Das war der Moment. Ich bin von der Parfümerie nach Hause gefahren und habe gedacht „Was macht mich wirklich glücklich? Wo könnte ich wirklich Disziplin entwickeln?“. Dann kam dieser ganz klare Gedanke, „ich schreibe ein Buch“. Das war ganz klar. Dann war für mich ganz klar, ich werde Schriftstellerin. Und auch wenn kein Mensch jemals meine Bücher liest und wenn das nur drei Menschen kaufen und ich für immer in einem Ein-Zimmer Apartment leben muss, aber damit bin ich happy. Das war wirklich für mich so ein Schlüsselmoment. Als ich beschlossen habe, ich werde Schriftstellerin, habe ich einen Text geschrieben und bin auf eine kleine Bühne gegangen, um mal zu gucken, wie dieser Text ankommt – wirklich mit dem Ziel Schriftstellerin und nicht mit dem Ziel Comedienne zu werden. Das war im April 2013. Im Januar 2014, also keine acht Monate später, war ich bei Stefan Raab.
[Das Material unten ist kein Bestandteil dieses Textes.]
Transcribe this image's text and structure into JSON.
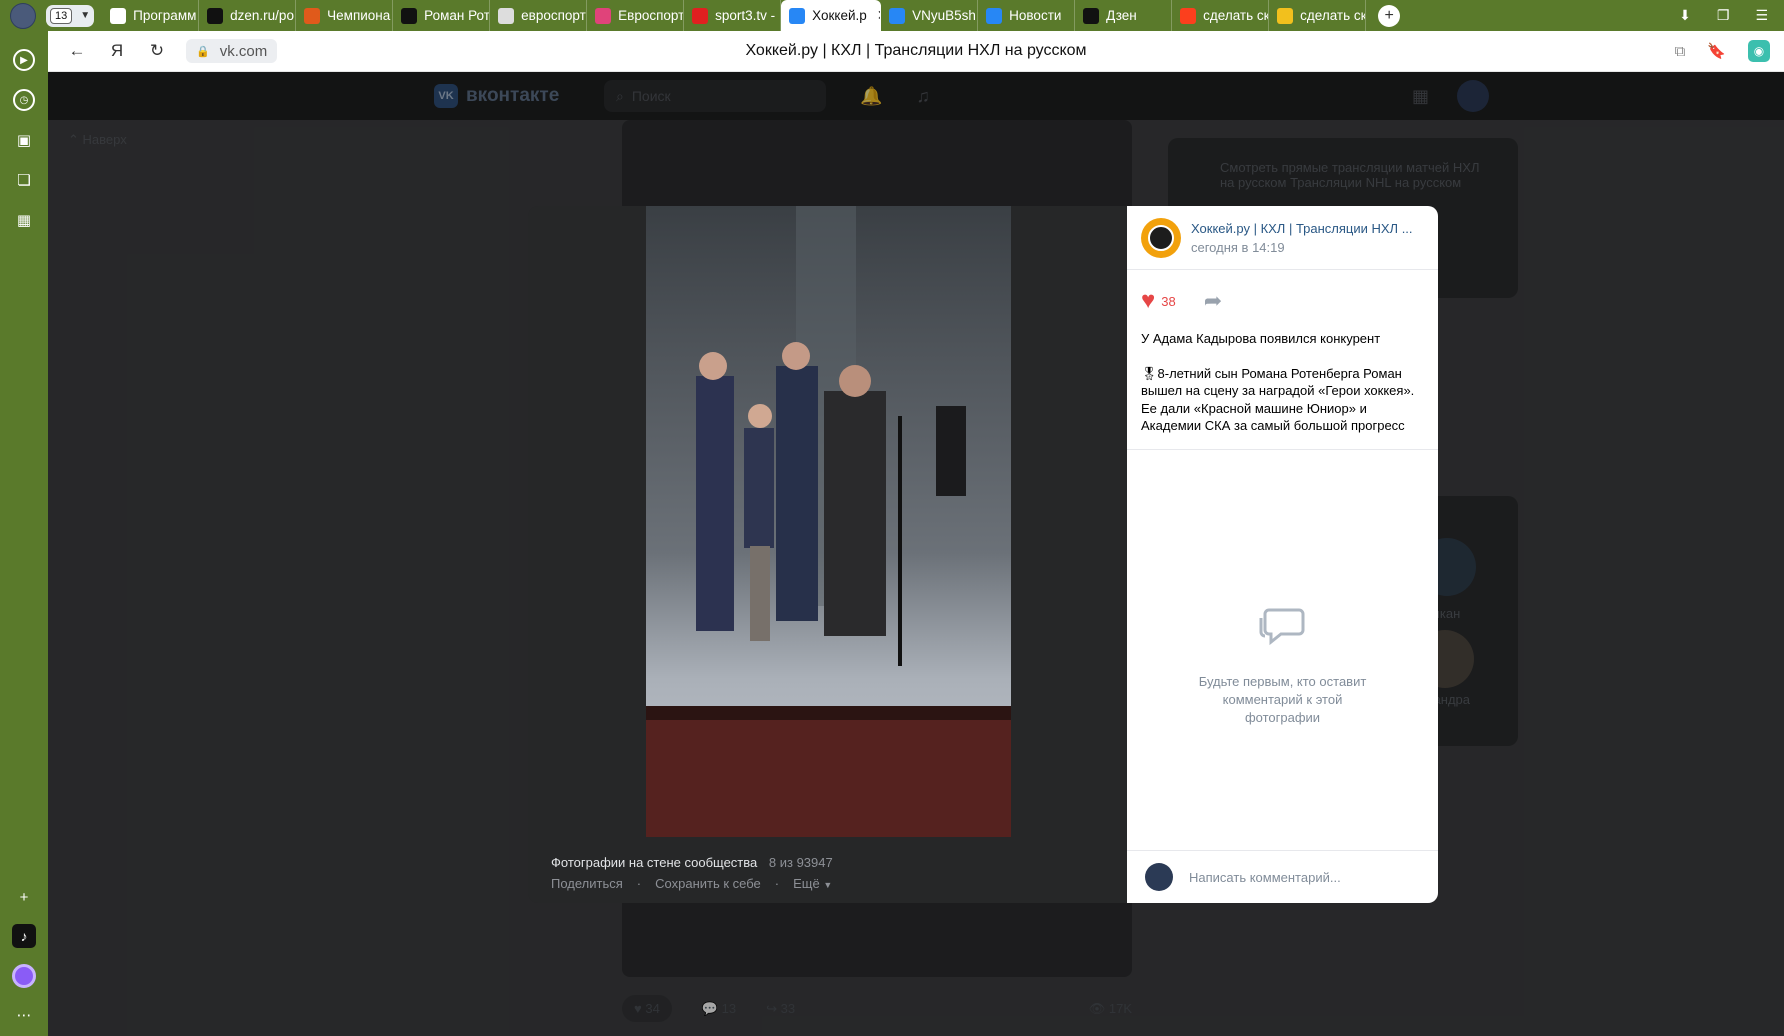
{
  "browser": {
    "tab_count": "13",
    "tabs": [
      {
        "label": "Программ",
        "icon": "chat-icon",
        "active": false
      },
      {
        "label": "dzen.ru/ро",
        "icon": "dzen-icon",
        "active": false
      },
      {
        "label": "Чемпиона",
        "icon": "sport-icon",
        "active": false
      },
      {
        "label": "Роман Рот",
        "icon": "s-icon",
        "active": false
      },
      {
        "label": "евроспорт",
        "icon": "page-icon",
        "active": false
      },
      {
        "label": "Евроспорт",
        "icon": "video-icon",
        "active": false
      },
      {
        "label": "sport3.tv -",
        "icon": "sport3-icon",
        "active": false
      },
      {
        "label": "Хоккей.р",
        "icon": "vk-icon",
        "active": true
      },
      {
        "label": "VNyuB5sh",
        "icon": "vk-icon",
        "active": false
      },
      {
        "label": "Новости",
        "icon": "vk-icon",
        "active": false
      },
      {
        "label": "Дзен",
        "icon": "dzen-icon",
        "active": false
      },
      {
        "label": "сделать ск",
        "icon": "yandex-icon",
        "active": false
      },
      {
        "label": "сделать ск",
        "icon": "image-icon",
        "active": false
      }
    ],
    "url": "vk.com",
    "page_title": "Хоккей.ру | КХЛ | Трансляции НХЛ на русском",
    "accent": "#5a7a2b"
  },
  "vk": {
    "logo": "вконтакте",
    "search_placeholder": "Поиск",
    "naverh": "Наверх",
    "right_block": "Смотреть прямые трансляции матчей НХЛ на русском Трансляции NHL на русском",
    "feed_likes": "34",
    "feed_comments": "13",
    "feed_shares": "33",
    "feed_views": "17K",
    "friend1": "Викан",
    "friend2": "ександра"
  },
  "viewer": {
    "album": "Фотографии на стене сообщества",
    "counter": "8 из 93947",
    "share": "Поделиться",
    "save": "Сохранить к себе",
    "more": "Ещё",
    "group_name": "Хоккей.ру | КХЛ | Трансляции НХЛ ...",
    "post_time": "сегодня в 14:19",
    "likes": "38",
    "text_p1": "У Адама Кадырова появился конкурент",
    "text_p2": "🎖8-летний сын Романа Ротенберга Роман вышел на сцену за наградой «Герои хоккея». Ее дали «Красной машине Юниор» и Академии СКА за самый большой прогресс",
    "empty_comments": "Будьте первым, кто оставит комментарий к этой фотографии",
    "comment_placeholder": "Написать комментарий..."
  }
}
Ich glaube daran, dass, wenn du sagst, „Das ist meine Erfüllung. Auch wenn ich damit die eine oder andere Sachen verliere“, andere Türen aufgehen werden. Ich weiß, dass ich mein ganzes Leben mit dem Schreiben verbunden sein werde. In jeder Form, ob es Comedy ist, ob es politische Texte sind, ob es ein Buch, ein Roman oder ein Artikel ist: Das Schreiben ist mein Zuhause. Der Erfolg kam, als ich aufgehört habe zu denken, was man machen muss.

Sie haben bereits in vielen Bereichen gearbeitet. Was steht noch auf Ihrer beruflichen To-do-Liste des Lebens?

Ich möchte definitiv einmal einen Roman schreiben. Ich hoffe, dass es mehrere werden, aber das ist etwas, was auf meiner Bucket-Liste steht. Ich habe riesen Respekt davor. Ich bin mit Romanlesen groß geworden. Meine großen Helden waren Gabriel García Marques, der „100 Jahre Einsamkeit“ geschrieben hat, oder Isabel Allende, die „Das Geisterhaus“ geschrieben hat. Viele lateinamerikanische Schriftsteller, aber auch Tolstoi und Dostojewski gehören dazu. Ich habe halt dieses große Glück, dass mein Vater als Literat mich als Kind schon so damit gefüttert hat, was man lesen muss. Und dass es damals als ich 14 oder 15 war – Gott sei Dank – kein Social Media gab, keine Internethandys.

Und ich würde gerne in den Iran reisen. Seit ich 22 bin, war ich nur einmal dort. Ich merke schon, dass mir das sehr fehlt. Vor allem seit mir bewusst geworden ist, dass, falls diese Regierung nicht stürzt, ich nie wieder dorthin kann. Vorher hat mir das gar nicht so gefehlt. Aber als ich das irgendwann gespürt habe – ich war ja zweimal da für zwei Wochen – da war mein Vater schon hochbesorgt. Und nachdem ich auf einer riesigen Demo hier vor dem Konsulat in Frankfurt war, hat mein Vater gesagt: „Nie wieder!“ Mein Vater hat ja nach unserer Flucht seine Familie nie wieder gesehen. Er hat hier keine Geschwister, keine Cousins, keine Cousinen, er hatte nur seine Frau und mich und nach der Scheidung nur noch mich.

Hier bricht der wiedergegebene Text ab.